Department of Energy Hacked 159 Times

U.S. Department of Energy Hacked 159 Times in the Past Four Years

The United States Department of Energy (DOE), the agency responsible for regulating America’s power grid, nuclear arsenal, and national labs, was revealed to have been hacked 159 times between 2010 and 2014, new federal records obtained by reporters disclose.

Records were acquired by the USA Today through the Freedom of Information Act, and show just how often the agency is under attack, with 1,131 cyberattacks reported during the 48 month period. With 159 of those attacks being successful.

However, information on the specifics of the attacks was redacted before being publicly released, and DOE officials chose not to comment when asked if sensitive information relating to the nation’s power grid or nuclear stockpile had been illegally accessed or stolen.

Of the information disclosed, nineteen attacks successfully targeted the National Nuclear Security Administration, which is responsible for managing the the United States nuclear weapons. Ninety attacks were tied to the DOE’s Office of Science, the agencies scientific research branch.

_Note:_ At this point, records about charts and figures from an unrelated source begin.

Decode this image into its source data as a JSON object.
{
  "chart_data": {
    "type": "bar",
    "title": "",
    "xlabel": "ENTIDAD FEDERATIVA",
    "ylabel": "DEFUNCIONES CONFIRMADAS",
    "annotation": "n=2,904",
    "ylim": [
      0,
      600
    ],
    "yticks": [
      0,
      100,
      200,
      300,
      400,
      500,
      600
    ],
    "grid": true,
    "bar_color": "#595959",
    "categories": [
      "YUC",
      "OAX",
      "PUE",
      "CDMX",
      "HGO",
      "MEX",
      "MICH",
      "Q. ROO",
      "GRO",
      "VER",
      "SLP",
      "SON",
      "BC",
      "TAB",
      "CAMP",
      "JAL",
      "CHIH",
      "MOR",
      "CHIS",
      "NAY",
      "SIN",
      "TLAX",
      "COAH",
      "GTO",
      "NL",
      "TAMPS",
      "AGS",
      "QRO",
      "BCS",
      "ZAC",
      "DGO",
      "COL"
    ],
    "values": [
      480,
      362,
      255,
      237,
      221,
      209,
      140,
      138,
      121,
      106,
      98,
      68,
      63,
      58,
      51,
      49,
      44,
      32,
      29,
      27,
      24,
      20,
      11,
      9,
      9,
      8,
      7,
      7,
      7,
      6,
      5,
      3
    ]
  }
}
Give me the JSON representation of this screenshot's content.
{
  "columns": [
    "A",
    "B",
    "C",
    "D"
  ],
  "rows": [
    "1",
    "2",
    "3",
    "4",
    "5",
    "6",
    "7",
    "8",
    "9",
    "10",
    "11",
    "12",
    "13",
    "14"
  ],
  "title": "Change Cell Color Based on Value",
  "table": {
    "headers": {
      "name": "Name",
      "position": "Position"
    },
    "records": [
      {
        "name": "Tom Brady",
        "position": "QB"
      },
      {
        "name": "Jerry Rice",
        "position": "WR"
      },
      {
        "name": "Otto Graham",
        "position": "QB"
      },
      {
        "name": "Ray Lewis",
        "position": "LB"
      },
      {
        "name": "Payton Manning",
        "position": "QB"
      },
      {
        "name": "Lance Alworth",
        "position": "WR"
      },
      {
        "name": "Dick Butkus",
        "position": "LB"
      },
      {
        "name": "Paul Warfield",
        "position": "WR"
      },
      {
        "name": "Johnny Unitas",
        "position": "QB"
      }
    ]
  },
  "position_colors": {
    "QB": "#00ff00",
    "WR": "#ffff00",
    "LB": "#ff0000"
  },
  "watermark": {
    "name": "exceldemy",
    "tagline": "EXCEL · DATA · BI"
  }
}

Fifty-three successful attacks were root compromises, giving the attackers administrative privileges to the DOE’s computer systems.

“The potential for an adversary to disrupt, shut down (power systems), or worse … is real here,” Scott White told the USA Today, a Professor of Homeland Security and Security Management and Director of the Computer Security and Technology program at Drexel University. “It’s absolutely real.”

Industry experts expressed their thoughts, stating they aren’t surprised these type of attacks occur on federal agencies and said they will continue to occur til a proper security policy is put in place and successfully implemented.

Previous breaches at the Department of Energy include a breach dating back to January 2013, when several hundred employee’s and contractors’ had their personal information exposed, alongside another breach in July 2013 that exposed some 53,000 current and former employee’s names, Social Security numbers and date of birth.

In an audit report of their systems following the cyber attacks, an audit dating back to October of last year found 41 Energy Department servers and 14 workstations “were configured with default or easily guessed passwords.”

“As the electric grid continues to be modernized and become more interconnected,” the congressional committee’s charter said, “the threat of a potential cybersecurity breach significantly increases.”